The optimal asset allocation of investments depends on your age, financial situation, risk tolerance, and how soon you will need to utilize the investment.  If you are young, you have longer to ride out the inevitable market swings.  The more financially secure you are, the better you can deal with the swings as well.  Your asset allocation should also reflect the amount of risk tolerance you have.  My opinion is that you should take as much risk as you can tolerate.  If you can’t sleep at night because you are worried about your investments, it is time to dial down the risk, but you should take as much risk as you can up to that point.  More risk yields a higher return over the long-term.

A number of guidelines for asset allocation from trusted references are discussed below:

Malkiel & Ellis suggest this as a conservative asset allocation:

AGE GROUP PERCENT IN STOCKS PERCENT IN BONDS
20-30s 75-90 25-10
40-50s 65-75 35-25
60s 45-65 55-35
70s 35-50 65-50
80s+ 20-40 80-60

They also suggest a more aggressive asset allocation, which is my personal favorite due to the protection offered by our inflation adjusted military pension (assuming you stay in for 20 years):

AGE GROUP PERCENT IN STOCKS PERCENT IN BONDS
20-30s 100 0
40s 90-100 10-0
50s 75-85 25-15
60s 70-80 30-20
70s 40-60 60-40
80s+ 30-50 70-50

John Bogle, the founder of Vanguard, suggests as a conservative asset allocation rule that your percentage of assets in bonds should equal your age. In other words, at age 30 you should have 70% in stocks and 30% in bonds.  A more aggressive version is to subtract 10 from your age, so at age 30 you’d have 80% in stocks and 20% in bonds.

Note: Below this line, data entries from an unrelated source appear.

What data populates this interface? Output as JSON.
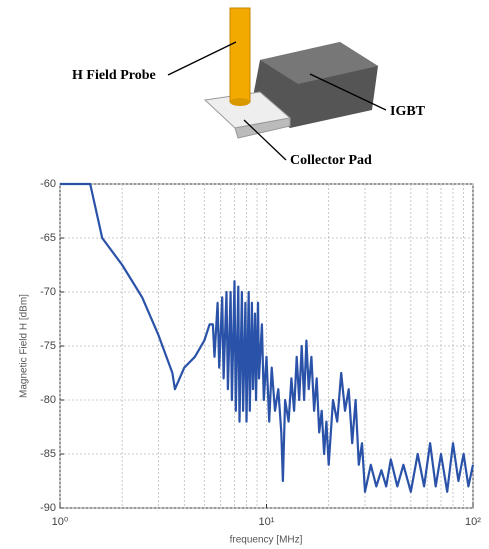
{
  "illustration": {
    "probe_label": "H Field Probe",
    "device_label": "IGBT",
    "pad_label": "Collector Pad"
  },
  "chart_data": {
    "type": "line",
    "xlabel": "frequency [MHz]",
    "ylabel": "Magnetic Field H [dBm]",
    "color": "#2a52a8",
    "xscale": "log",
    "grid": true,
    "xlim": [
      1,
      100
    ],
    "ylim": [
      -90,
      -60
    ],
    "xticks": [
      {
        "value": 1,
        "label": "10⁰"
      },
      {
        "value": 10,
        "label": "10¹"
      },
      {
        "value": 100,
        "label": "10²"
      }
    ],
    "yticks": [
      -90,
      -85,
      -80,
      -75,
      -70,
      -65,
      -60
    ],
    "x": [
      1,
      1.4,
      1.6,
      2,
      2.5,
      3,
      3.5,
      3.6,
      4,
      4.5,
      5,
      5.3,
      5.5,
      5.6,
      5.8,
      5.9,
      6.1,
      6.2,
      6.4,
      6.5,
      6.7,
      6.8,
      7.0,
      7.1,
      7.3,
      7.4,
      7.6,
      7.7,
      7.9,
      8.0,
      8.2,
      8.3,
      8.5,
      8.6,
      8.8,
      8.9,
      9.1,
      9.2,
      9.5,
      9.7,
      10,
      10.3,
      10.6,
      11,
      11.4,
      11.8,
      12,
      12.3,
      12.8,
      13.2,
      13.6,
      14,
      14.4,
      14.8,
      15.2,
      15.6,
      16,
      16.5,
      17,
      17.5,
      18,
      18.5,
      19,
      19.5,
      20,
      21,
      22,
      23,
      24,
      25,
      26,
      27,
      28,
      29,
      30,
      32,
      34,
      36,
      38,
      40,
      43,
      46,
      50,
      54,
      58,
      62,
      66,
      70,
      75,
      80,
      85,
      90,
      95,
      100
    ],
    "values": [
      -60,
      -60,
      -65,
      -67.5,
      -70.5,
      -74,
      -77.5,
      -79,
      -77,
      -76,
      -74.5,
      -73,
      -73,
      -76,
      -71,
      -77,
      -70.5,
      -78,
      -70,
      -79,
      -70,
      -80,
      -69,
      -81,
      -69.5,
      -82,
      -70,
      -81,
      -71,
      -82,
      -70,
      -81,
      -71,
      -79,
      -72,
      -80,
      -71,
      -78,
      -73,
      -80,
      -76,
      -82,
      -77,
      -81,
      -79,
      -83,
      -87.5,
      -80,
      -82,
      -78,
      -81,
      -76,
      -80,
      -75,
      -80,
      -74.5,
      -79,
      -76,
      -81,
      -78,
      -83,
      -81,
      -85,
      -82,
      -86,
      -80,
      -82,
      -77.5,
      -81,
      -79,
      -84,
      -80,
      -86,
      -84,
      -88.5,
      -86,
      -88,
      -86.5,
      -88,
      -85.5,
      -88,
      -86,
      -88.5,
      -85,
      -88,
      -84,
      -88,
      -85,
      -88.5,
      -84,
      -87.5,
      -85,
      -88,
      -86
    ]
  }
}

One very easy way to let someone else make this decision for you is to pick target retirement funds as your investments.  Many investment companies offer these, including the TSP and Vanguard.  You just pick the approximate year you plan to retire or start using the money, that year will likely be in the name of the fund (Target Retirement 2035, for example), and invest in that fund.  Your investments will gradually get more conservative as you age without any action on your part.  Just make sure that the target date funds you use are composed of index funds with low expense ratios (again, using the TSP or Vanguard funds makes this a no-brainer).  A target retirement fund composed of actively managed funds with expense ratios greater than 1% is a target retirement fund to avoid.

When investing you need to keep this truth in mind…the market will go down, and when it does you need to resist the temptation to sell investments or stop investing.  The best time to buy an investment is when it is cheap and you can get the best deal.  When the market recovers, which it will, you will reap the rewards.  Focus on the long-term and just keep investing.

Every time you get a raise, bonus, or income tax refund, use it to increase the amount you invest for retirement.  You should save at least 15% of your gross or pre-tax income for retirement, but if you want to be rich or retire early you’ll need to save 20-30%.  If you find it difficult to save, set up an automatic investment plan so that the money is automatically removed from your pay and you never get a chance to spend it.  The TSP makes an automatic investment plan easy to implement.

REFERENCES

Bogle, J. C. (2007). The Little Book of Common Sense Investing: The Only Way to Guarantee Your Fair Share of Stock Market Returns. Hoboken, NJ: John Wiley & Sons, Inc.

Malkiel, B., & Ellis, C. (2013). The Elements of Investing: Easy Lessons for Every Investor. Hoboken, New Jersy: John Wiley & Sons, Inc.